Он наведался в город проверить, как дела, и зашел к бадахшанцу, одному из трех, получивших от Сапара разрешение на торговлю живым товаром в его владениях. Дела у бадахшанца шли не очень хорошо. Его главный поставщик внезапно исчез – по слухам, его задушили в Андижане, на его место пока так и не пришел никто, заслуживающий доверия, и активы бадахшанца изрядно подтаяли. Перед Сапар-бием бадахшанец начал юлить, поднимать руки к небу, клясться, что совсем обнищал, но если деньги будут, непременно заплатит и за полгода, и даже сразу за год, а сейчас ни денег, ни товара нет, разве что – вот.

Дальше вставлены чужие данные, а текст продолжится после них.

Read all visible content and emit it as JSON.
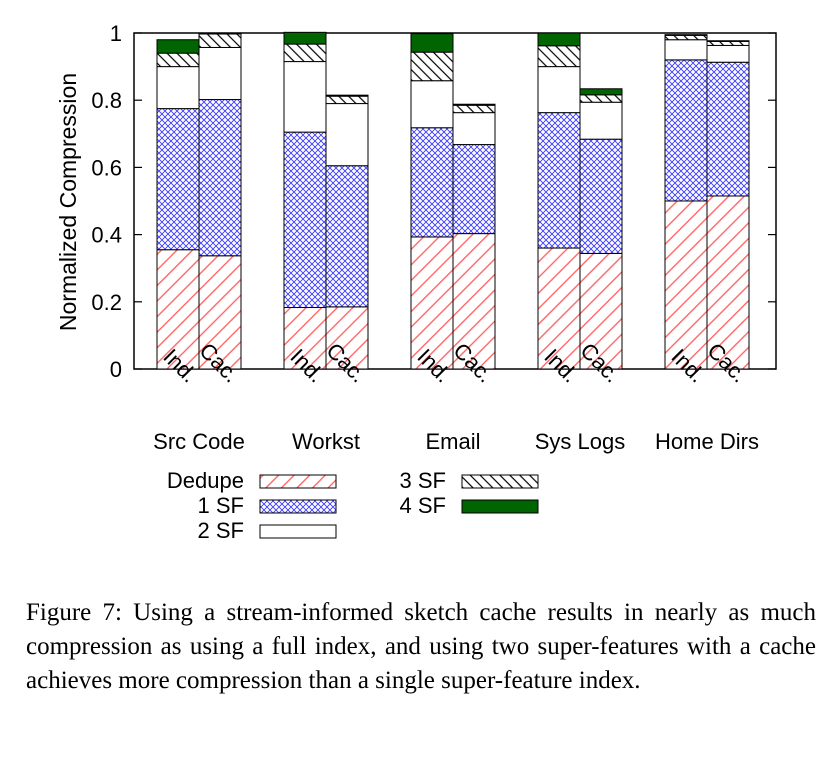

Сапар-бий был еще молодым и, для проведшего всю жизнь в горах, на удивление светлолицым. Рыжим, высоким – почти вровень с Ниной. Он посмотрел на нее, облизнул вдруг пересохшие губы, – и сказал, что может простить бадахшанцу его долг. Тот покачал головой, признался сокрушенно: да ведь немая она. Бий рассмеялся. Женщине говорить незачем, она должна слушать.
Он усадил ее впереди себя, – у него были сильные, твердые, как камень, руки, – и повез, а его свита кричала и стреляла в воздух. Ветер гнал вдоль долины немощные облака, не переползшие сквозь шестикилометровый гребень Заалая. За пологие округлые склоны цеплялись низкие кустики терескена. Под копытами шелестела молодая трава. Внизу, в Фергане, стояло жаркое злое лето. А здесь была весна, и ветер нес запах талого снега. Здешний воздух пьянил, обжигал легкие, от него хотелось кричать и петь.